Немец взглянул с изумлением.
– О, это быть не может! – проговорил он через секунду совершенно равнодушно, – Абрам! марш!
Абрам Семеныч нехотя повиновался; Федор Карлыч медленно последовал за ним. Буеракин долгое время пребывал в изумлении с растопыренными руками.
– Ну, что же тут прикажете делать? – сказал он, обращаясь ко мне.
Горехвастов преспокойно развалился на диване, между тем как Рогожкин и я скромно сидели против него на стульях.

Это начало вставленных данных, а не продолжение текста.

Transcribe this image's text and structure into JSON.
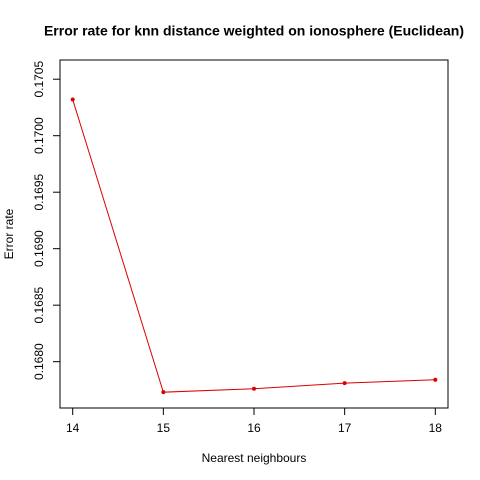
{
  "chart_data": {
    "type": "line",
    "title": "Error rate for knn distance weighted on ionosphere (Euclidean)",
    "xlabel": "Nearest neighbours",
    "ylabel": "Error rate",
    "x": [
      14,
      15,
      16,
      17,
      18
    ],
    "series": [
      {
        "name": "Error rate",
        "color": "#dd0000",
        "values": [
          0.17032,
          0.16773,
          0.16776,
          0.16781,
          0.16784
        ]
      }
    ],
    "xlim": [
      13.86,
      18.14
    ],
    "xticks": [
      14,
      15,
      16,
      17,
      18
    ],
    "ylim": [
      0.16759,
      0.17067
    ],
    "yticks": [
      {
        "value": 0.168,
        "label": "0.1680"
      },
      {
        "value": 0.1685,
        "label": "0.1685"
      },
      {
        "value": 0.169,
        "label": "0.1690"
      },
      {
        "value": 0.1695,
        "label": "0.1695"
      },
      {
        "value": 0.17,
        "label": "0.1700"
      },
      {
        "value": 0.1705,
        "label": "0.1705"
      }
    ]
  }
}
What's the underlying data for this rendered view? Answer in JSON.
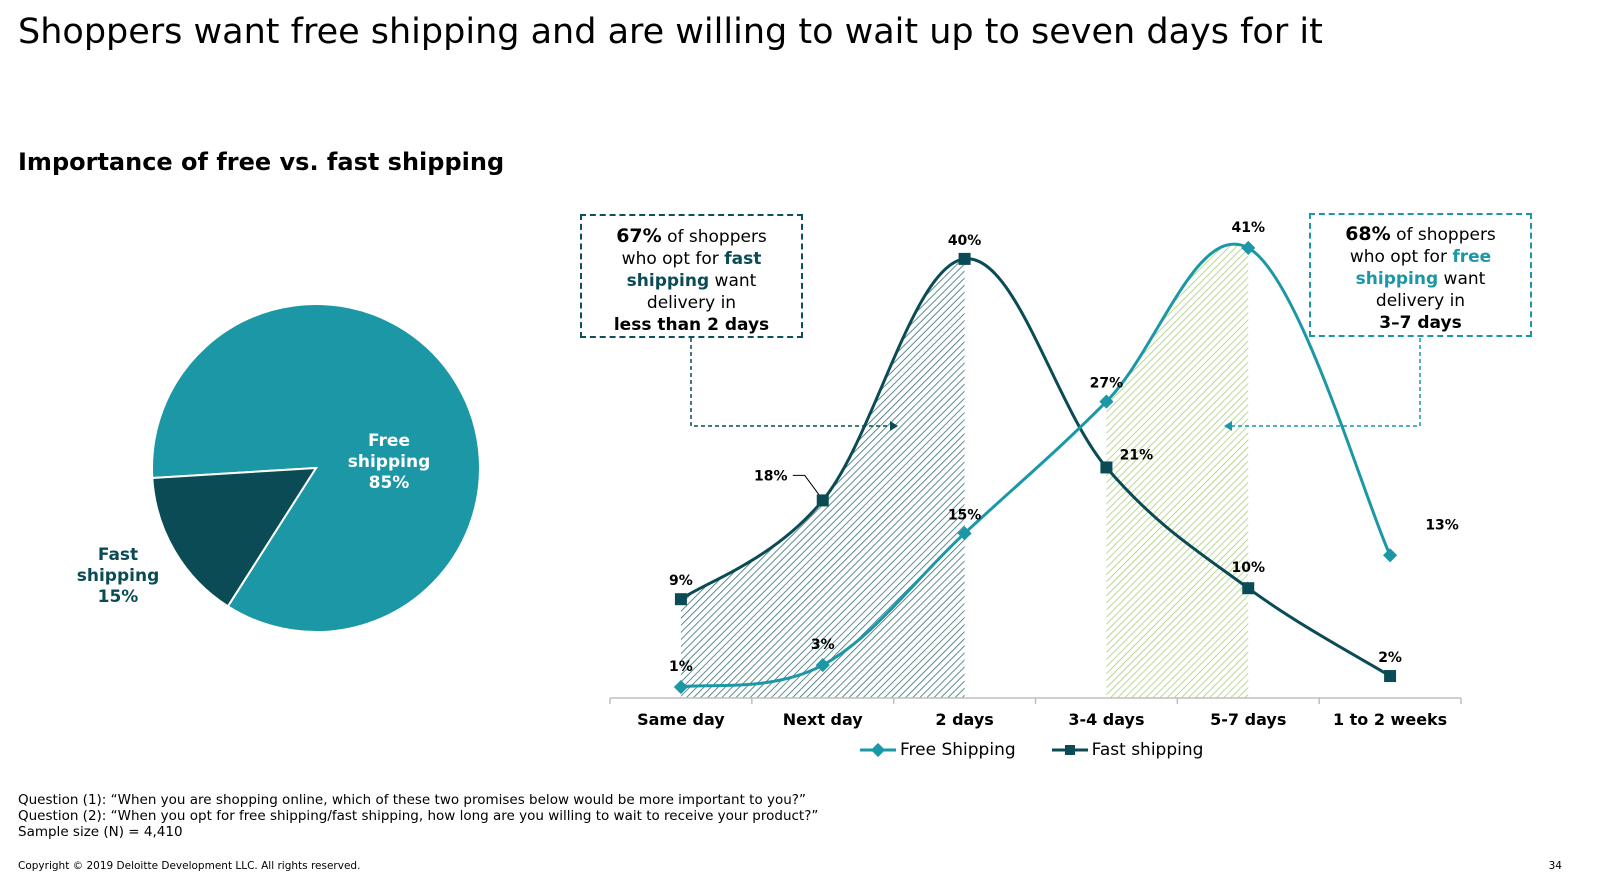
{
  "slide": {
    "title": "Shoppers want free shipping and are willing to wait up to seven days for it",
    "section_title": "Importance of free vs. fast shipping",
    "page_number": "34",
    "copyright": "Copyright © 2019 Deloitte Development LLC. All rights reserved.",
    "footnotes": [
      "Question (1): “When you are shopping online, which of these two promises below would be more important to you?”",
      "Question (2): “When you opt for free shipping/fast shipping, how long are you willing to wait to receive your product?”",
      "Sample size (N) = 4,410"
    ]
  },
  "callouts": {
    "fast": {
      "pct": "67%",
      "t1": " of shoppers",
      "t2": "who opt for ",
      "t2b": "fast",
      "t3b": "shipping",
      "t3": " want",
      "t4": "delivery in",
      "t5b": "less than 2 days"
    },
    "free": {
      "pct": "68%",
      "t1": " of shoppers",
      "t2": "who opt for ",
      "t2b": "free",
      "t3b": "shipping",
      "t3": " want",
      "t4": "delivery in",
      "t5b": "3–7 days"
    }
  },
  "colors": {
    "free": "#1b97a6",
    "fast": "#0b4b55",
    "fast_hatch": "#1f5f62",
    "free_hatch": "#b5d48a",
    "axis": "#bfbfbf",
    "fast_text": "#0b4b55",
    "free_text": "#1b97a6"
  },
  "chart_data": [
    {
      "type": "pie",
      "slices": [
        {
          "label_lines": [
            "Free",
            "shipping",
            "85%"
          ],
          "value": 85,
          "color": "#1b97a6",
          "text_color": "#ffffff"
        },
        {
          "label_lines": [
            "Fast",
            "shipping",
            "15%"
          ],
          "value": 15,
          "color": "#0b4b55",
          "text_color": "#0b4b55"
        }
      ]
    },
    {
      "type": "line",
      "categories": [
        "Same day",
        "Next day",
        "2 days",
        "3-4 days",
        "5-7 days",
        "1 to 2 weeks"
      ],
      "ylim": [
        0,
        45
      ],
      "series": [
        {
          "name": "Free Shipping",
          "values": [
            1,
            3,
            15,
            27,
            41,
            13
          ],
          "labels": [
            "1%",
            "3%",
            "15%",
            "27%",
            "41%",
            "13%"
          ],
          "marker": "diamond"
        },
        {
          "name": "Fast shipping",
          "values": [
            9,
            18,
            40,
            21,
            10,
            2
          ],
          "labels": [
            "9%",
            "18%",
            "40%",
            "21%",
            "10%",
            "2%"
          ],
          "marker": "square"
        }
      ]
    }
  ]
}
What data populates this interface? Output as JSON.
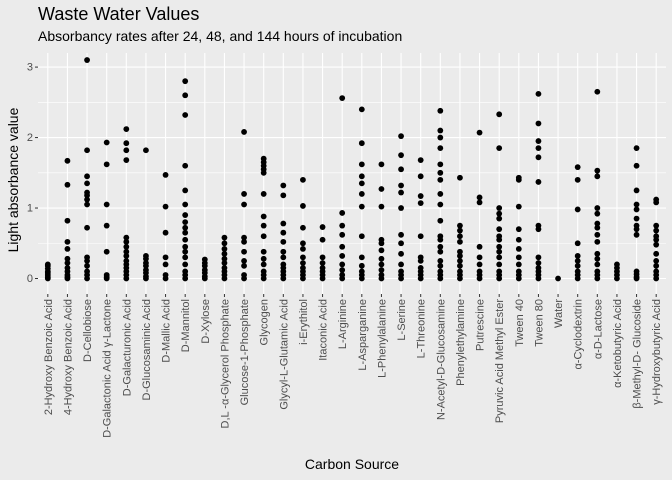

Горехвастову лет около сорока; он, что называется, видный мужчина, вроде тех, которых зрелище поселяет истому в организме сорокалетних капиталисток и убогих вдов-ростовщиц. Росту в нем без малого девять вершков, лицо белое, одутловатое, украшенное приличным носом и огромными, тщательно закрученными усами; сложенье такое, о котором выражаются: "на одну ладонку посадит, другою прикроет – в результате мокренько будет"; голос густой и зычный; глаза, как водится, свиные. Вообще заметно, что здесь материя преобладает над духом, и что страсти и неумеренные увеселения плоти, говоря языком старинных русских романов, "оставили на нем свои глубокие бразды". Он заметно любит щеголять; на нем надето что-то круглое: сюртук не сюртук, пальто не пальто, фрак не фрак, а что-то среднее, то, что в провинции называют "обеденным фраком"; сапоги лаковые, перчатки палевые, жилет кашемировый, пестроты ослепительной; на рубашке столько складок, что ум теряется. Но несмотря на все это, несмотря на множество колец, украшающих его пухлые руки, и на нем самом, и на его одежде лежит какая-то печать поношенности, как будто и сам он, и все, что на нем, полиняло и выцвело. Когда я смотрю на него, мне, не знаю почему, всегда кажется, что вот передо мной человек, который ночи три сряду не спал и не снимал с себя ни "обеденного фрака", ни рубашки. Складки на рубашке смяты и на сгибах покрыты какою-то подозрительною тенью, платье на швах поистерлось, самые щеки одрябли и как-то неприятно хрящевато-белы. Словом, это один из тех субъектов, которые называются «жуирами»: живали и в роскоши, живали и в нищете, заставляли других из окна прыгать, но и сами из оного прыгивали.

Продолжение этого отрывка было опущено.